Maintaining civility aloft is essential
Last week’s announcement from U.S. Transportation Sec. Sean Duffy, launching a national civility initiative under the banner “The Golden Age of Travel Starts with You,” landed with unusual resonance in communities like ours. The campaign arrives in response to an alarming spike in bad behavior in the nation’s skies—a 400-percent rise in unruly in-flight incidents since 2019, more than 13,800 such cases since 2021 and physical assaults on flight attendants at a rate unthinkable a decade ago. No one disputes the need for a renewed emphasis on manners when crews are dealing with twice the level of disruption observed before the pandemic.
Duffy suggests that a gentler disposition could, in itself, restore some of the wonder once associated with air travel. He asks travelers to help fellow passengers with their bags, to guide their children through the terminal without adding to the general din, to dress with self-respect and to thank the men and women who keep the system running.

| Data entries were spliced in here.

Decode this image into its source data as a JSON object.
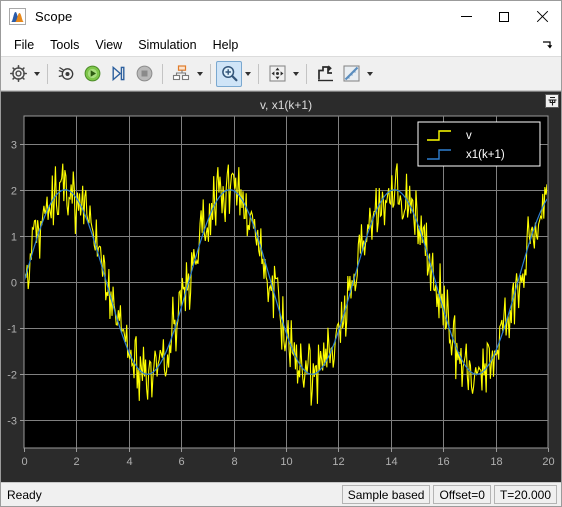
{
  "window": {
    "title": "Scope",
    "icon": "scope-app-icon",
    "controls": {
      "minimize": "minimize-icon",
      "maximize": "maximize-icon",
      "close": "close-icon"
    }
  },
  "menubar": {
    "items": [
      {
        "label": "File"
      },
      {
        "label": "Tools"
      },
      {
        "label": "View"
      },
      {
        "label": "Simulation"
      },
      {
        "label": "Help"
      }
    ],
    "expand_icon": "↘"
  },
  "toolbar": {
    "buttons": [
      {
        "name": "configuration-properties-icon",
        "tooltip": "Configuration Properties",
        "has_dropdown": true,
        "active": false
      },
      {
        "name": "simulink-link-icon",
        "tooltip": "Simulink Link",
        "has_dropdown": false,
        "active": false
      },
      {
        "name": "run-icon",
        "tooltip": "Run",
        "has_dropdown": false,
        "active": false
      },
      {
        "name": "step-forward-icon",
        "tooltip": "Step Forward",
        "has_dropdown": false,
        "active": false
      },
      {
        "name": "stop-icon",
        "tooltip": "Stop",
        "has_dropdown": false,
        "active": false
      },
      {
        "name": "layout-icon",
        "tooltip": "Layout",
        "has_dropdown": true,
        "active": false
      },
      {
        "name": "zoom-in-icon",
        "tooltip": "Zoom In",
        "has_dropdown": true,
        "active": true
      },
      {
        "name": "pan-icon",
        "tooltip": "Pan",
        "has_dropdown": true,
        "active": false
      },
      {
        "name": "autoscale-icon",
        "tooltip": "Scale Axes Limits",
        "has_dropdown": false,
        "active": false
      },
      {
        "name": "cursor-measurements-icon",
        "tooltip": "Cursor Measurements",
        "has_dropdown": true,
        "active": false
      }
    ]
  },
  "plot": {
    "title": "v, x1(k+1)",
    "pin_icon": "pin-icon",
    "background": "#000000",
    "panel_background": "#2b2b2b",
    "grid_color": "#808080",
    "axis_text_color": "#b0b0b0",
    "title_color": "#dcdcdc"
  },
  "chart_data": {
    "type": "line",
    "title": "v, x1(k+1)",
    "xlabel": "",
    "ylabel": "",
    "xlim": [
      0,
      20
    ],
    "ylim": [
      -3.6,
      3.6
    ],
    "xticks": [
      0,
      2,
      4,
      6,
      8,
      10,
      12,
      14,
      16,
      18,
      20
    ],
    "yticks": [
      3,
      2,
      1,
      0,
      -1,
      -2,
      -3
    ],
    "grid": true,
    "legend_position": "top-right",
    "series": [
      {
        "name": "v",
        "color": "#ffff00",
        "description": "Noisy measured signal: 2*sin(t) plus band-limited white noise (noise amplitude approx +/-0.45)",
        "amplitude": 2.0,
        "period": 6.283,
        "noise_amplitude": 0.45,
        "samples_per_unit": 25
      },
      {
        "name": "x1(k+1)",
        "color": "#2f7fd0",
        "description": "Kalman-filter state estimate: clean 2*sin(t)",
        "amplitude": 2.0,
        "period": 6.283,
        "noise_amplitude": 0.0,
        "samples_per_unit": 25
      }
    ]
  },
  "statusbar": {
    "ready": "Ready",
    "cells": [
      {
        "label": "Sample based"
      },
      {
        "label": "Offset=0"
      },
      {
        "label": "T=20.000"
      }
    ]
  }
}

These are small requests, but they acknowledge a larger truth: a nation frayed by division and impatience needs to rediscover the basic courtesies that make shared spaces tolerable. A more civil holiday season would be a welcome starting point.
Here on the Plains, we read the secretary’s remarks with a sense of recognition. What he is asking of the traveling public is, in many respects, what rural Nebraskans already do without prompting. Ours is not a region that clings to Emily Post etiquette guides, but one that defaults to consideration because it is the glue of small-town life. McCook residents would not dream of boarding in pajamas or treating an airline cabin as an extension of the living room. Air rage is not a feature of our temperament; if anything, we are reliably courteous. We’re so nice that other states tease us for being “Nebraska nice.” We’re so nice that sometimes, we’re mistaken for Canadians.
So, Secretary Duffy, you will find no quarrel here with your call to restore civility. Rural Nebraskans will gladly take the lead. If a new golden age of air travel depends on passengers who mind their manners, we are already doing our part.
There is, however, a second part to this conversation that deserves your attention and it is offered not in defiance but in partnership. For rural communities to model the behavior you seek, they must remain connected to the air system in meaningful, reliable ways. That requires sustained federal support for Essential Air Service, including the service that links McCook’s Ben Nelson Regional Airport to the wider world.
Essential Air Service is not a luxury. It is a lifeline that allows businesses to reach markets, public agencies to carry out their duties and specialist physicians to reach rural patients who depend on scheduled flights for timely care. In an increasingly mobile nation, dependable regional air links are foundational to both civic health and economic survival.
Mr. Secretary, we applaud your effort to elevate the character of American travel. We ask only that you continue to support the Essential Air Service that allows rural communities like ours to participate fully in that endeavor—and to help lead by example.